When we look at hospitals and health systems today, it’s hard to argue that things are going well. Approximately 40% of hospitals have not yet recovered from the devasting impact of costs surging above revenues in 2022 and are still operating with negative margins. Credit rating downgrades outpaced upgrades by a 3-to-1 margin in 2023. Twenty-eight percent of hospital M&A transactions announced in 2023 involved a financially distressed hospital or health system. These are all signs of an industry in need of a recalibration, and there is no indication that antitrust regulatory actions are helping that process along.
Organizations that are struggling financially may be foreclosed from seeking a partner that could restore their financial stability.
The Novant/CHS case involved a situation that is more and more common across the country today. CHS invited four different health systems to submit bids to acquire its hospitals in the northern Charlotte suburbs; only one hospital submitted a bid, and that deal has now been cancelled because of the time and costs that would be involved in going through the regulatory and appellate processes that might finally allow the deal to close.
The regulatory agencies continue to focus on the market share for inpatient care—a market that is getting smaller as more procedures move to a much more competitive outpatient environment. Further, most of the larger national and regional competitors in outpatient care have little to no interest in entering the market for inpatient care.
Regulatory agencies focus on commercial insurance rates rather than community and patient benefits.
More than 65% of a typical hospital’s patient volume is paid by Medicare or Medicaid. These payments are set by the government and are not negotiable. Post-merger commercial price increases may often reflect the fact that an acquired hospital was being paid below the going local market rate. In the Novant/CHS case, for example, the district court noted that the CHS hospitals had little leverage with health plans and had to accept lower prices to be included in the health plans’ networks. Post-merger pricing may also reflect new services, expanded offerings, or other measures that are taken to improve the acquired hospital’s popularity with consumers.
Two Conflicting Realities
Antitrust enforcement plays a crucial part in the ability of hospitals and health systems to meet the legitimate demands of the American public. Many of our hospitals and health systems are struggling and being put in a position of increasing competitive disadvantage. Without a suitable partner, they may be unable to stabilize financially and unable to pursue their mission to meet their communities’ healthcare needs.

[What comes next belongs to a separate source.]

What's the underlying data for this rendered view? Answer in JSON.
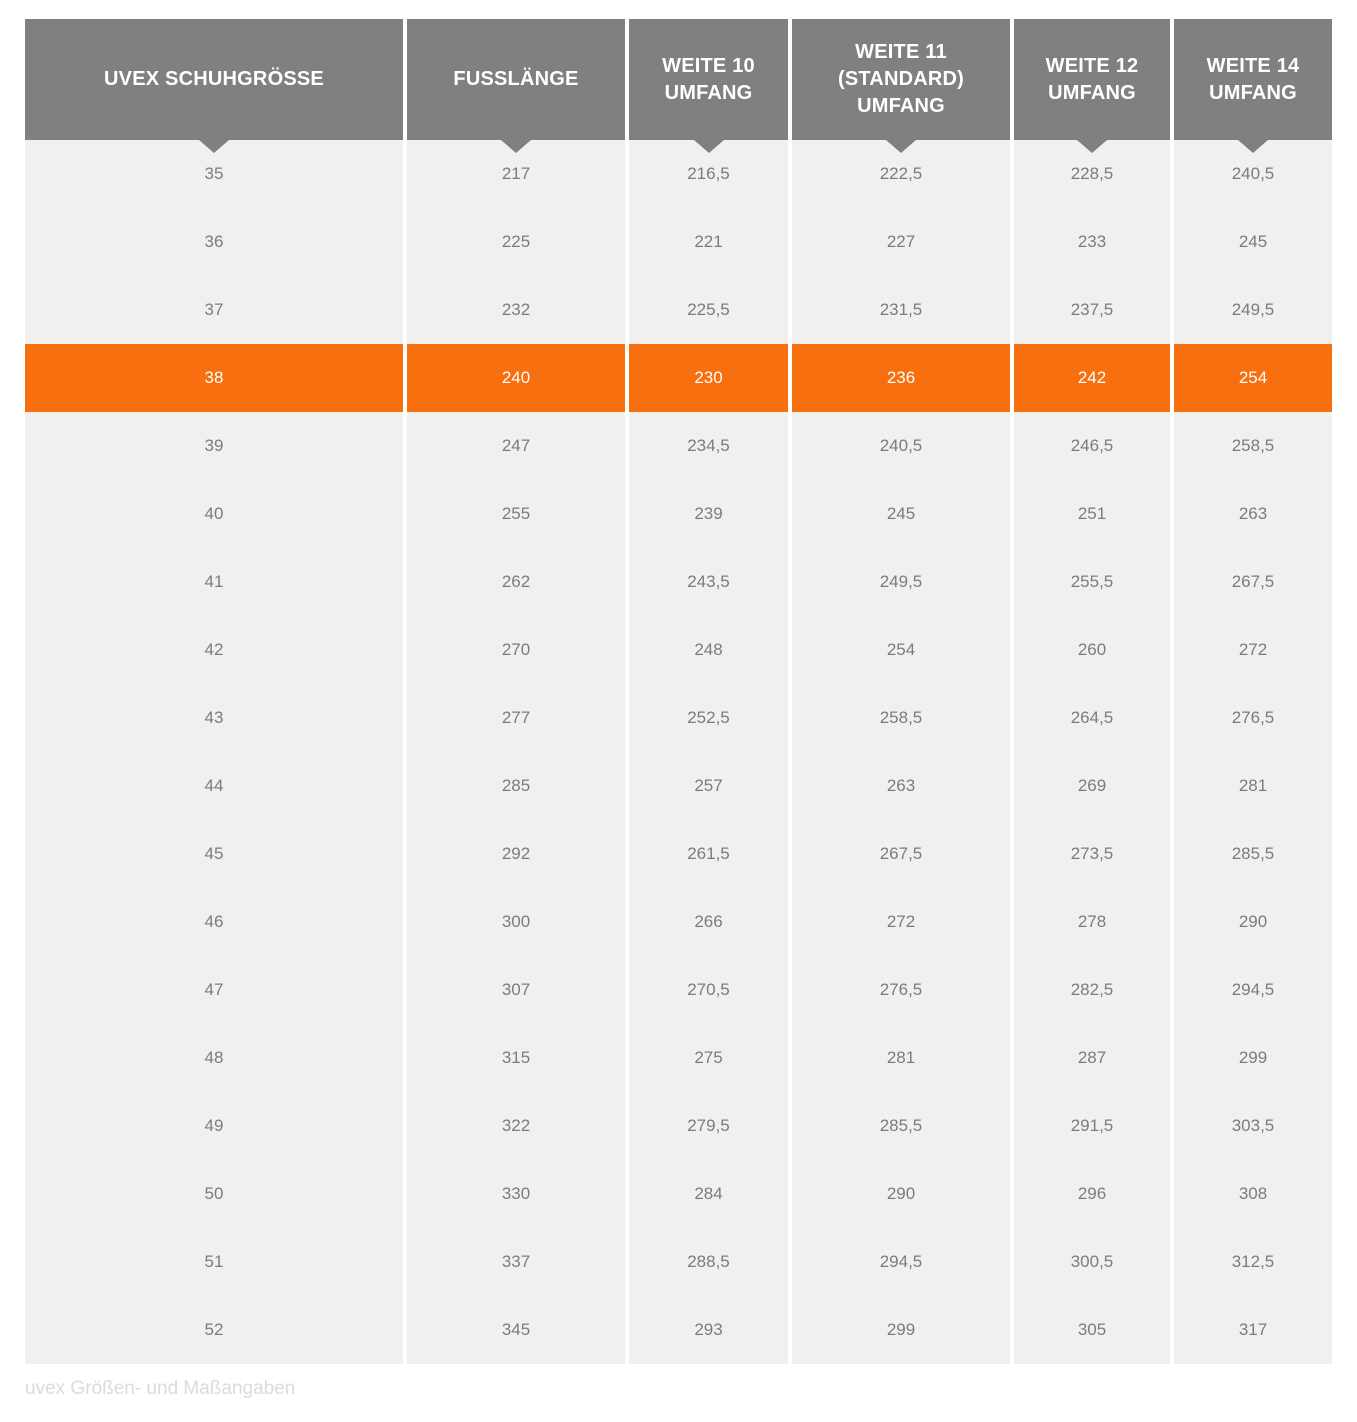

Hospital and health systems are faced with two hard and conflicting realities. The first reality is that partnerships will continue to be a necessary and critical part of healthcare strategy, particularly as financial performance and patient access continue to be pervasive and ongoing problems for hospitals. The second reality is that antitrust enforcement will continue to create strong barriers to these same partnerships that are necessary for both provider stability and overall community well-being.
Hospitals are caught between these two unrelenting realities. Macroeconomic conditions are driving the hospital industry toward a natural post-Covid market consolidation, while at the same time an unforgiving regulatory system generally will not allow this financially and clinically driven market consolidation to go forward. It is an unhappy set of circumstances to say the least.